Mon, 8 Oct 2001 Source: Public Agenda

Over fifty pig farmers, their dependents and farm labourers last Thursday witnessed the destruction of their livelong investments when the Accra Metropolitan Assembly (AMA) task force demolished the farms near the Korle Lagoon where the animals are reared.

The animals and the living abode of the farmers were demolished on Thursday after a 15-hour deadline expired last week.
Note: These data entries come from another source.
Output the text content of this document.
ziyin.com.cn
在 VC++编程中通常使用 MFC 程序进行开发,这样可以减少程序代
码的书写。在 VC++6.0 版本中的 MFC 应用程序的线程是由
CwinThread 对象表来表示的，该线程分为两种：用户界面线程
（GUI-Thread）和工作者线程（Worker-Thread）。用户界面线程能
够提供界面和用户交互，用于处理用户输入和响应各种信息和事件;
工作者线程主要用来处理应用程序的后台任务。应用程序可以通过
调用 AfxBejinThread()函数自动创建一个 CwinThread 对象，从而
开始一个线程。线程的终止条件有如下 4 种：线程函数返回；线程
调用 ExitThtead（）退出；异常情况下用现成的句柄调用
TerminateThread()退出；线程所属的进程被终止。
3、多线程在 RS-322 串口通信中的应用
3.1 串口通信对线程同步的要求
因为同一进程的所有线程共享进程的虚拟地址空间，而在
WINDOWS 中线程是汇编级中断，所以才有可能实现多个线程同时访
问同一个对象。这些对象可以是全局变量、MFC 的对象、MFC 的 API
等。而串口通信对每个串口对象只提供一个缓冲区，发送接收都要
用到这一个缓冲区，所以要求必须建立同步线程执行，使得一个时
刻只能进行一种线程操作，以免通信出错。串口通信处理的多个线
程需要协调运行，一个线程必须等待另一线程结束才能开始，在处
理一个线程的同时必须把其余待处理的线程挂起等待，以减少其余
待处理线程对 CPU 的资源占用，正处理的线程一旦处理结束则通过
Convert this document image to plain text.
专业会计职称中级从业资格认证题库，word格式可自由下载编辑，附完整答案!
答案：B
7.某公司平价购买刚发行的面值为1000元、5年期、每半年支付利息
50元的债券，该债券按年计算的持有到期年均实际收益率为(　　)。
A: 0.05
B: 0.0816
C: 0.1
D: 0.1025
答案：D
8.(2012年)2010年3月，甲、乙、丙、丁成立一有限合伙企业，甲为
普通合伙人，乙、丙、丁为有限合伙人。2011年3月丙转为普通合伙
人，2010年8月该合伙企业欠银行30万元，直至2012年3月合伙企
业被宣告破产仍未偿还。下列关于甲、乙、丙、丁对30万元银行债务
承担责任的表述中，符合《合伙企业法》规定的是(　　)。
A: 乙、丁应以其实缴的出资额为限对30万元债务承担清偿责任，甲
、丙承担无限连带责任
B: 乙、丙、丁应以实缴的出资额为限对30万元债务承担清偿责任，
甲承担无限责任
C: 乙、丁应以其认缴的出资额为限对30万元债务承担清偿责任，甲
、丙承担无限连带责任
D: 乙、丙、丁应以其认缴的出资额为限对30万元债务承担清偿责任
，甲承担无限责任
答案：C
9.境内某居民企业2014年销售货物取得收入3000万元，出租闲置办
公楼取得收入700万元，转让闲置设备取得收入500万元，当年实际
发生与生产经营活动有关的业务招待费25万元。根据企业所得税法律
Teresa Ameley Tagoe, Deputy Minister of Works and Housing and MP for Ablekuma South gave the order.

Apart from pigs, other animals destroyed include goats and fowls when a combined team of armed police and the AMA task force using a bulldozer hired from Taysec, a construction firm, moved in and carried out the exercise.

Ironically, the incident happened a day after the Deputy Minister had met the farmers and two other MPs, Nii Ayibontey, Victor Okulley Nortey, and a representative of Centre for Public Interest Law (CEPIL), Farouk Braimah Rabiu, at the Ministry of Works and Housing to ensure the smooth relocation of the farmers.

At the meeting the Deputy Minister suggested an alternative site for the animals to be moved to.

In a twist of events, the Tagoe made a U-turn and ordered the farmers to remove all structures before the next day or face the extinction of their livelihood because the financiers of the Korle Lagoon Project were in town to inspect the project.

Earlier, the MP for the area, Ayibontey had asked the farmers to look for land and inform him so they could be assisted to acquire it. The farmers were able to locate a suitable site at Gbawe in Accra.

But the MP and the Deputy Minister were dismayed when the farmers informed them about the cost involved in acquiring and transferring the animals to the new site.

The Metropolitan Chief Executive, Solomon Ofei Darko, in an interview with the media explained that "the AMA and the Ministry of Works and Housing would try again to convinced the farmers to leave the area ."

Unfortunately the AMA and the project authorities failed to convince the farmers to move hence the destruction.

The farmers originally planned to resist the AMA task force but for the intervention of the CEPIL, that represents the interest of the vulnerable and under privilege in society. CEPIL assured the farmers that they would intervene and did initiate a court action.

The project authorities, however, reject the arguments of the farmers. They insist that the original occupants of the area have been compensation and therefore the present occupants whose animals were destroyed are mere squatters.

An executive member of the Pig Farmers Association, Ofei Nelson, said that the compensation in question was in respect of pigs destroyed as result of swine fever which swept across the region recently nearly two years ago. He said officials from the Veterinary Services ordered the destruction of the pigs to prevent the spread of the disease. After six months, the ban on pig farming was lifted thus paving the way for their farming to start again.

Commenting on the demolishing exercise in an interview with Public Agenda, Braimah Rabiu, a CEPIL Programme Officer, expressed shock at the conduct of the project authorities and the AMA. "The authorities have not been transparent, honest and fair in their dealings with the pig farmers," he charged.